50 anos se passaram e The Dark Side Of The Moon se mantém atual, até mais do que quando nasceu. Diria que até mais necessário
Se Speak To Me / Breathe leva o ouvinte para dentro de si, On The Run o expulsa para o mundo exterior, para a correria do dia a dia simbolizada pelos passos de alguém correndo num aeroporto escutando a chamada para ter a bagagem e passaporte em mãos. Não há tempo para “respirar”. Surge Time, uma obra-prima a retratar como perdemos tempo nessa vida preenchendo-a com compromissos ou divertimentos até que um dia você se dá conta que “dez anos se passaram / ninguém lhe avisou quando correr / você perdeu o tiro de largada”.
Mas o que foi perdido, o que deveria ter sido aproveitado? A música é uma reflexão sobre isso, uma tentativa de encontrar respostas ao que, enfim, daria sentido à vida. Mas não parece haver resposta, restando constatar que “suportar em um desespero silencioso é o jeito inglês / O tempo se foi, a música acabou, achei que teria algo mais a dizer...” O verso sobre o “quiet desperation” é uma referência à famosa frase de Thoreau: “A massa dos homens leva uma vida de desespero silencioso”. Não levamos?
Time encerra com o que, no encarte, a banda chama de uma reprise de Breathe, mas desta vez o eu lírico está em casa, cansado e com frio, aquecendo-se perto do fogo, escutando ao longe o sino de um funeral. E a morte vem com a bela The Great Gig In The Sky, outra quase só instrumental, apenas com alguém falando não ter medo de morrer e o canto sem letra de Clare Torry dando voz ao desespero silencioso.
Assim termina o lado A do álbum, criando uma moldura (diria que até metafísica) de sentido para o que se escuta no lado B, que é dedicado àquilo com que costumamos preencher o tempo da vida, disfarçando esse desespero. Money, a mais famosa, dispensa explicações, fala da “raiz de todo o mal de hoje em dia”, do quanto vivemos pelo e para ganhar dinheiro. Na sequência, Us and Them, que na atualidade ganha mais significado pela polarização política extrema que estamos a viver. A música é sobre a guerra, sobre como nos dividimos entre “nós” e “eles”, mas, na realidade, somos apenas “homens ordinários” que nem sabemos pelo que estamos a lutar. Vem, então, a instrumental Any Colour You Like, deixando o ouvinte preenchê-la com a letra de sua vida, com o que tem preenchido o seu tempo, distraído o seu desespero.

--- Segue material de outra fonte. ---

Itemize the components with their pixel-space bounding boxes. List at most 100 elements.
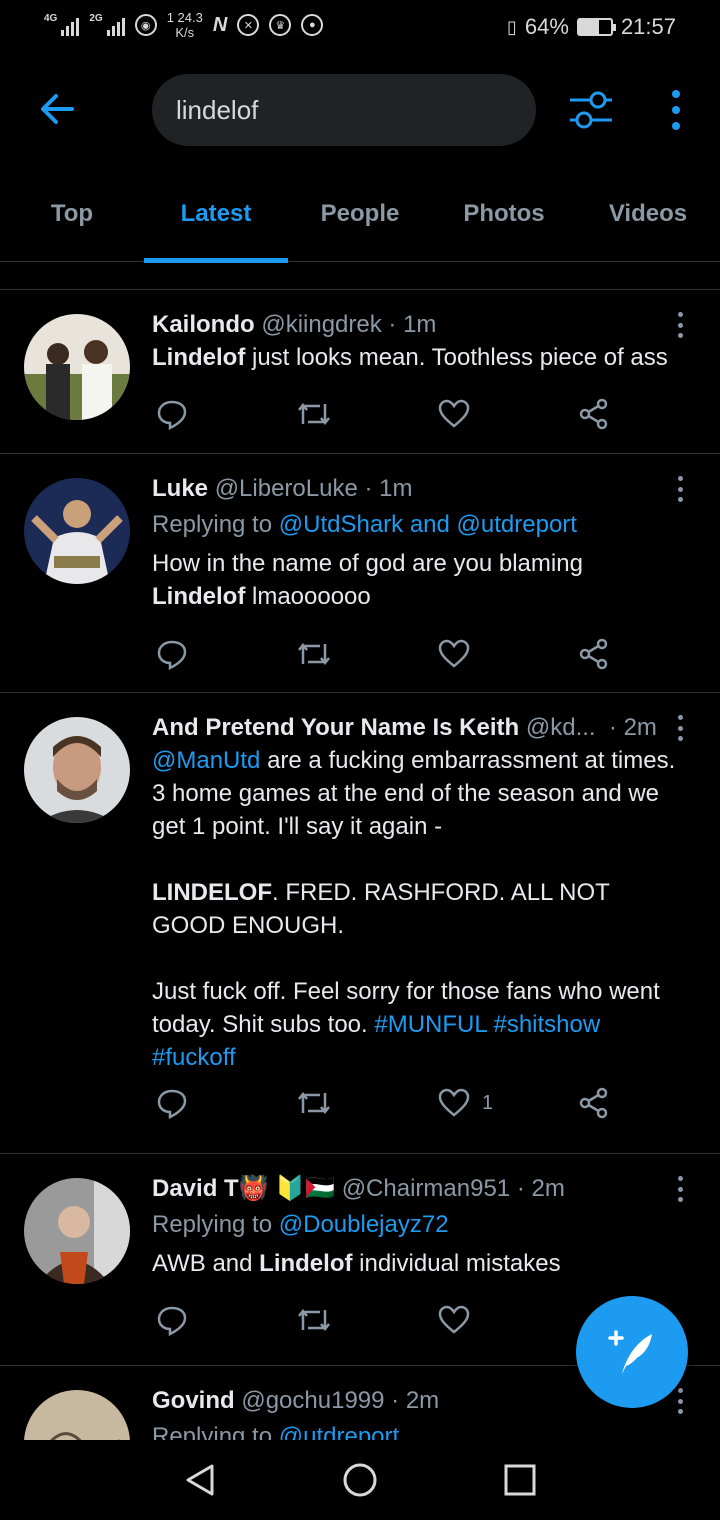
tweet-more-icon[interactable]: [678, 715, 684, 741]
tweet-feed[interactable]: Kailondo @kiingdrek · 1m Lindelof just l…: [0, 262, 720, 1440]
retweet-icon[interactable]: [296, 1085, 332, 1121]
display-name[interactable]: And Pretend Your Name Is Keith: [152, 711, 519, 744]
tweet-text: Lindelof just looks mean. Toothless piec…: [152, 344, 668, 371]
battery-icon: [576, 18, 616, 36]
tweet-more-icon[interactable]: [678, 476, 684, 502]
nav-back-icon[interactable]: [182, 1462, 218, 1498]
timestamp: · 2m: [391, 1387, 440, 1414]
display-name[interactable]: Kailondo: [152, 311, 255, 338]
timestamp: · 2m: [516, 1175, 565, 1202]
nfc-icon: N: [212, 13, 228, 36]
retweet-icon[interactable]: [296, 1302, 332, 1338]
like-icon: [438, 1088, 470, 1117]
network-type-label: 4G: [44, 13, 58, 24]
hashtag-link[interactable]: #shitshow: [493, 1011, 600, 1038]
tweet[interactable]: Kailondo @kiingdrek · 1m Lindelof just l…: [0, 290, 720, 454]
tweet-more-icon[interactable]: [678, 1176, 684, 1202]
retweet-icon[interactable]: [296, 636, 332, 672]
like-icon[interactable]: [438, 396, 470, 432]
status-bar: 4G 2G ◉ 1 24.3 K/s N ✕ ♛ ● ▯ 64% 21:57: [0, 0, 720, 56]
search-tabs: Top Latest People Photos Videos: [0, 180, 720, 263]
hashtag-link[interactable]: #MUNFUL: [374, 1011, 486, 1038]
avatar[interactable]: [24, 1178, 130, 1284]
reply-icon[interactable]: [156, 1085, 188, 1121]
football-icon: ●: [301, 14, 324, 36]
tweet-header: Luke @LiberoLuke · 1m: [152, 472, 688, 505]
tab-videos[interactable]: Videos: [576, 180, 720, 262]
avatar[interactable]: [24, 478, 130, 584]
reply-mention-link[interactable]: @UtdShark and @utdreport: [279, 511, 577, 538]
tweet-more-icon[interactable]: [678, 312, 684, 338]
like-icon[interactable]: [438, 1302, 470, 1338]
tab-top[interactable]: Top: [0, 180, 144, 262]
tab-photos[interactable]: Photos: [432, 180, 576, 262]
hashtag-link[interactable]: #fuckoff: [152, 1044, 236, 1071]
tweet[interactable]: Luke @LiberoLuke · 1m Replying to @UtdSh…: [0, 454, 720, 693]
tweet[interactable]: And Pretend Your Name Is Keith @kd... · …: [0, 693, 720, 1154]
mention-link[interactable]: @ManUtd: [152, 747, 260, 774]
reply-context: Replying to @Doublejayz72: [152, 1211, 449, 1238]
like-button[interactable]: 1: [438, 1085, 493, 1121]
reply-icon[interactable]: [156, 636, 188, 672]
handle[interactable]: @gochu1999: [241, 1387, 384, 1414]
search-input[interactable]: lindelof: [152, 74, 536, 146]
network-speed: 1 24.3 K/s: [166, 10, 203, 40]
avatar[interactable]: [24, 717, 130, 823]
previous-tweet-remnant: [0, 262, 720, 290]
tweet-header: David T👹 🔰🇵🇸 @Chairman951 · 2m: [152, 1172, 688, 1205]
compose-tweet-button[interactable]: [576, 1296, 688, 1408]
reply-mention-link[interactable]: @utdreport: [279, 1423, 399, 1440]
handle[interactable]: @kiingdrek: [261, 311, 381, 338]
like-count: 1: [482, 1091, 494, 1114]
notification-x-icon: ✕: [237, 14, 260, 36]
club-crest-icon: ♛: [269, 14, 292, 36]
tweet-header: And Pretend Your Name Is Keith @kd... · …: [152, 711, 688, 744]
timestamp: · 1m: [364, 475, 413, 502]
display-name[interactable]: Govind: [152, 1387, 235, 1414]
tweet-actions: [152, 1302, 622, 1342]
reply-context: Replying to @utdreport: [152, 1420, 688, 1440]
system-nav-bar: [0, 1440, 720, 1520]
avatar[interactable]: [24, 314, 130, 420]
handle[interactable]: @LiberoLuke: [215, 475, 358, 502]
timestamp: · 2m: [608, 714, 657, 741]
battery-percent: 64%: [524, 14, 569, 39]
tweet-actions: [152, 636, 622, 676]
nav-recents-icon[interactable]: [502, 1462, 538, 1498]
reply-icon[interactable]: [156, 1302, 188, 1338]
network-type-label-2: 2G: [89, 13, 103, 24]
clock: 21:57: [620, 14, 676, 39]
tweet-header: Kailondo @kiingdrek · 1m: [152, 308, 688, 341]
nav-home-icon[interactable]: [342, 1462, 378, 1498]
tweet-actions: 1: [152, 1085, 622, 1125]
avatar[interactable]: [24, 1390, 130, 1440]
tweet-text: How in the name of god are you blaming Li…: [152, 550, 583, 610]
signal-4g-icon: 4G: [44, 13, 80, 36]
reply-icon[interactable]: [156, 396, 188, 432]
signal-2g-icon: 2G: [89, 13, 125, 36]
back-arrow-icon[interactable]: [36, 88, 78, 130]
display-name[interactable]: David T: [152, 1175, 239, 1202]
reply-mention-link[interactable]: @Doublejayz72: [279, 1211, 449, 1238]
tweet-actions: [152, 396, 622, 436]
like-icon[interactable]: [438, 636, 470, 672]
tweet-text: AWB and Lindelof individual mistakes: [152, 1250, 561, 1277]
retweet-icon[interactable]: [296, 396, 332, 432]
share-icon[interactable]: [578, 1085, 610, 1121]
share-icon[interactable]: [578, 636, 610, 672]
search-query: lindelof: [176, 94, 259, 125]
tab-people[interactable]: People: [288, 180, 432, 262]
reply-context: Replying to @UtdShark and @utdreport: [152, 511, 577, 538]
overflow-menu-icon[interactable]: [664, 90, 688, 130]
filter-settings-icon[interactable]: [566, 88, 616, 132]
handle[interactable]: @Chairman951: [342, 1175, 510, 1202]
vibrate-icon: ▯: [506, 16, 517, 37]
tweet-text: @ManUtd are a fucking embarrassment at t…: [152, 747, 676, 1071]
tab-latest[interactable]: Latest: [144, 180, 288, 263]
share-icon[interactable]: [578, 396, 610, 432]
display-name[interactable]: Luke: [152, 475, 208, 502]
handle[interactable]: @kd...: [526, 711, 596, 744]
tweet-more-icon[interactable]: [678, 1388, 684, 1414]
timestamp: · 1m: [388, 311, 437, 338]
name-emoji: 👹 🔰🇵🇸: [238, 1175, 336, 1202]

As duas últimas faixas estão conectadas sem intervalo. Brain Damage é sobre enlouquecer. Começa falando dos lunáticos por todo lado, na grama fora de casa, mas que também adentram nossa casa, trazidos à época pela mídia, hoje pelas redes sociais, passando pelo próprio eu lírico que constata que também dentro dele há um lunático vivendo. No contexto do disco, enlouquecer parece ser a consequência do habituar-se ao desespero silencioso, ou seja, não uma loucura estrepitosa, mas calma, cantada aqui quase como se fosse uma canção de ninar, interrompida por risos nervosos de vez em quando.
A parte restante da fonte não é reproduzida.